I saw Grindhouse last Sunday night and I've been waiting to write about it all week while I worked on other stuff. Now that I've got the time, it's not as fresh in my mind, and I've found several people who've eloquently expressed most of my own thoughts about the film(s) for me. I'd recommend Dennis Lim's review for the LA Times as well as the fine double review from my chums on the Filmspotting podcast. A few additional thoughts:
-I know that grindhouse theaters were infamous for oddball doublebills (Superman and Superfly anyone?) but Rodriguez and Tarantino's movies (Planet Terror and Death Proof, respectively) are far less simpatico than I ever would have expected. Rodriguez went the fluff route: his gonzo zombie flesh parade is all homage: pretty much Night and Day of the Dead with a crapload of They Live (and a dash of Escape from New York on the score). It's light, or as light as a movie about a band of survivors versus brainsucking hordes with festering boils can be, but that's about it. You watch, you grimace, you smile, it's over, you forget about it. Tarantino's film, by contrast, is a bit more. Its got an unusual structure. It's talky, even by the verbose Tarantino's standards. It takes a classic horror trope, the psychosexually deranged killer, and turns it on its head. Rodriguez celebrates exploitation cinema; Tarantino investigates it a little bit.
Together, they have an odd impact on an audience. Rodriguez' effects are ooey and gooey and heavily bolstered by CGI; Tarantino's film goes light on the blood but heavy on visceral, concussive impact. And just as they're getting into the balls-out ultraviolence of Rodriguez' picture, the movie ends and suddenly we're thrust into the backseat of a car cruising around a very mundane Austin, Texas afternoon where a bunch of chicks are sitting around chatting about their weekend plans. It's a jarring transition between two very incongruous styles.
-Both films' biggest problem: acting by their female leads. In Rodriguez's case, he cast Rose McGowan for her bombshell physique, but he's done no favors by her airheaded acting. And Tarantino picked Rent's Tracie Thoms to play the de facto Samuel L. Jackson tough-talking badass role but she can't convincingly pull off all the M.F.er-laden dialogue and, physically, she's a bit too doughy looking to play a hard-as-nails stuntwoman, especially standing next to Zoe Bell, who is a real life hard-as-nails stuntwoman.

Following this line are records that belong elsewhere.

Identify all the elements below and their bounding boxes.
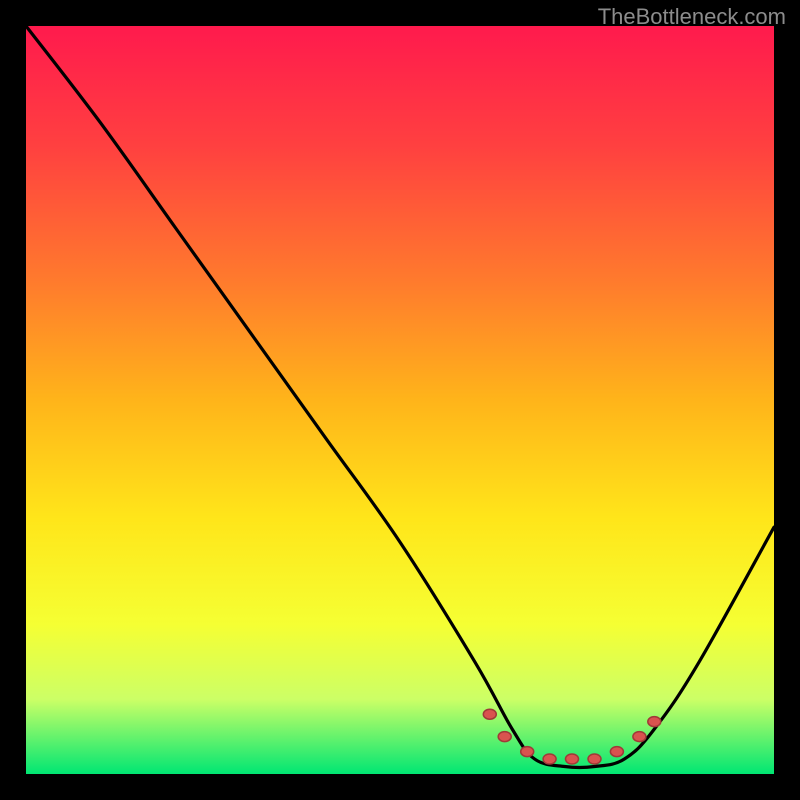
optimal-dot	[498, 732, 511, 742]
optimal-dot	[588, 754, 601, 764]
optimal-dot	[566, 754, 579, 764]
optimal-dot	[521, 747, 534, 757]
optimal-dot	[610, 747, 623, 757]
watermark-text: TheBottleneck.com	[598, 4, 786, 30]
optimal-dot	[543, 754, 556, 764]
optimal-dot	[483, 709, 496, 719]
optimal-dots-group	[483, 709, 661, 764]
optimal-dot	[633, 732, 646, 742]
optimal-dot	[648, 717, 661, 727]
chart-frame	[26, 26, 774, 774]
bottleneck-curve	[26, 26, 774, 768]
chart-svg	[26, 26, 774, 774]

-A lot of people have singled out Edgar Wright's very funny trailer as the best of the four included in Grindhouse to beef up the double-feature aspect of the show, but I think they're underselling Eli Roth's disturbing and disturbingly authentic ode to holiday slashers, Thanksgiving. It's believably crude, sexist, and intensely offensive (see the shot of a cheerleader bouncing on a trampoline that nearly got Grindhouse saddled with an NC-17). Though all the films and trailers are loaded with artificial scratches, missing frames, and cigarette burns, only Roth's trailer really looks like some lost relic of a bygone era; it's something about the sallow, faded grime of the cinematography, with the yellowed greens and slightly-off skintones that does it.
-Both movies are too long. I know that initially they'd talked about doing two hour long films, and then they beefed each up to a full feature-length, perhaps to give the appearance of better bang for the audience's buck. But 90 minutes was the upper threshold for real exploitation pictures: most don't even bust the 80 minute barrier. There's plenty of indulgent fat (granted, most of both movies is indulgent fat) that could be trimmed out of either.
-Given my incredibly high expectations, it's a wonder I enjoyed either picture, but really I liked them both, and genuinely loved Tarantino's. My one concern: in end-of-the-year consideration can I list just Death Proof or would I have to put the whole Grindhouse experience?